White Watching first. Crystal Palace 1-1 away at Selhurst Park: Chris Martin put Palace ahead after six minutes, Scannell was sent off for Palace at 44′, and Snodgrass — post-appendix, back off the bench — equalised at 63′. Then Ipswich 3-1 at home: a tremendous afternoon driven by Ibrahima Sonko’s spectacular generosity. The Ipswich central defender’s backheader created the chaos for the opener, Alex McCarthy — the same keeper who had been on loan at Leeds only weeks earlier — then handled outside the box to get himself sent off at 70′. Snodgrass (74′), McCormack (82′), and Becchio (90′) completed the scoring. Becchio’s celebration is discussed at appreciative length.

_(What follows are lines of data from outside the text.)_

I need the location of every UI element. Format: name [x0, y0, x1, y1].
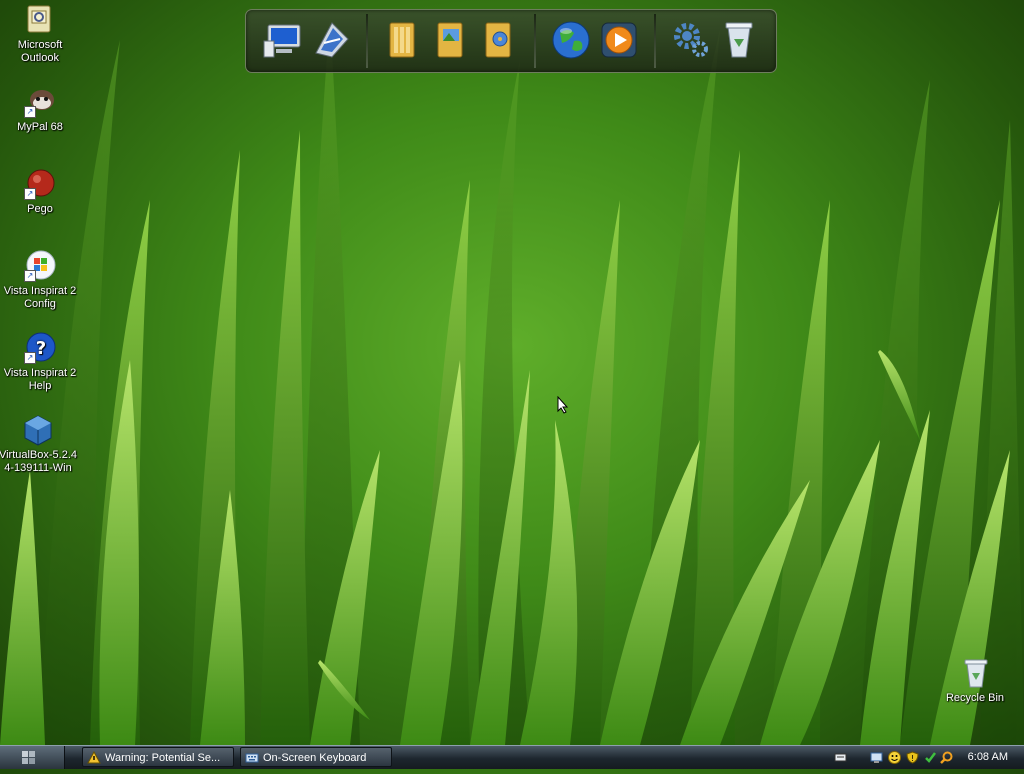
windows-logo-icon: ↗	[24, 250, 56, 282]
pictures-icon[interactable]	[430, 19, 472, 61]
svg-text:?: ?	[36, 338, 46, 359]
desktop-icon-pego[interactable]: ↗ Pego	[0, 168, 80, 216]
desktop-icon-vista-help[interactable]: ? ↗ Vista Inspirat 2 Help	[0, 332, 80, 393]
mypal-icon: ↗	[24, 86, 56, 118]
network-monitor-icon[interactable]	[870, 751, 883, 764]
dock	[245, 9, 777, 73]
start-button[interactable]	[0, 746, 65, 769]
system-tray: ! 6:08 AM	[834, 746, 1024, 769]
network-icon[interactable]	[310, 19, 352, 61]
desktop-icon-mypal[interactable]: ↗ MyPal 68	[0, 86, 80, 134]
pego-icon: ↗	[24, 168, 56, 200]
taskbar-button-on-screen-keyboard[interactable]: On-Screen Keyboard	[240, 747, 392, 767]
recycle-bin-icon	[959, 657, 991, 689]
shortcut-arrow-icon: ↗	[24, 188, 36, 200]
shortcut-arrow-icon: ↗	[24, 106, 36, 118]
documents-icon[interactable]	[382, 19, 424, 61]
settings-gears-icon[interactable]	[670, 19, 712, 61]
warning-icon	[87, 751, 101, 764]
desktop-icon-recycle-bin[interactable]: Recycle Bin	[935, 657, 1015, 705]
help-icon: ? ↗	[24, 332, 56, 364]
taskbar: Warning: Potential Se... On-Screen Keybo…	[0, 745, 1024, 769]
smiley-icon[interactable]	[888, 751, 901, 764]
media-player-icon[interactable]	[598, 19, 640, 61]
windows-logo-icon	[22, 751, 35, 764]
desktop-icon-outlook[interactable]: Microsoft Outlook	[0, 4, 80, 65]
virtualbox-icon	[22, 414, 54, 446]
shortcut-arrow-icon: ↗	[24, 270, 36, 282]
svg-text:!: !	[911, 754, 914, 763]
security-shield-icon[interactable]: !	[906, 751, 919, 764]
checkmark-icon[interactable]	[924, 751, 937, 764]
desktop-icon-vista-config[interactable]: ↗ Vista Inspirat 2 Config	[0, 250, 80, 311]
mouse-cursor-icon	[557, 396, 569, 414]
system-clock[interactable]: 6:08 AM	[968, 746, 1008, 769]
keyboard-icon[interactable]	[834, 751, 847, 764]
search-icon[interactable]	[940, 751, 953, 764]
outlook-icon	[24, 4, 56, 36]
keyboard-icon	[245, 753, 259, 763]
music-icon[interactable]	[478, 19, 520, 61]
internet-globe-icon[interactable]	[550, 19, 592, 61]
desktop-icon-virtualbox[interactable]: VirtualBox-5.2.44-139111-Win	[0, 414, 78, 475]
taskbar-button-warning[interactable]: Warning: Potential Se...	[82, 747, 234, 767]
my-computer-icon[interactable]	[262, 19, 304, 61]
shortcut-arrow-icon: ↗	[24, 352, 36, 364]
wallpaper-grass	[0, 20, 1024, 745]
recycle-bin-icon[interactable]	[718, 19, 760, 61]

Phil Hay from the Yorkshire Evening Post joins for the third section and provides the sharpest analysis of the Howson sale: the problem is structural. Howson wasn’t planning to sign a new contract if promotion wasn’t coming; the club’s total squad budget is around £9.5 million; and the pattern of good players running down contracts and leaving is embedded in how the club operates. Snodgrass, he notes, is eighteen months away from exactly the same situation. Phil Hay is measured throughout — balanced on Grayson’s qualities and the board’s failings — and honest about the fact that neither promotion nor squad stability feels imminent.
The protests have resumed outside the East Stand. The Supporters Trust has issued a statement. Fabian Delph is back on loan from Aston Villa. Sammy Clingan — a midfielder then at Coventry — is among those linked during the closing days of the window. Alex Cairns has signed a two-year deal. Ben Parker has been spotted, alive, heading for Carlisle.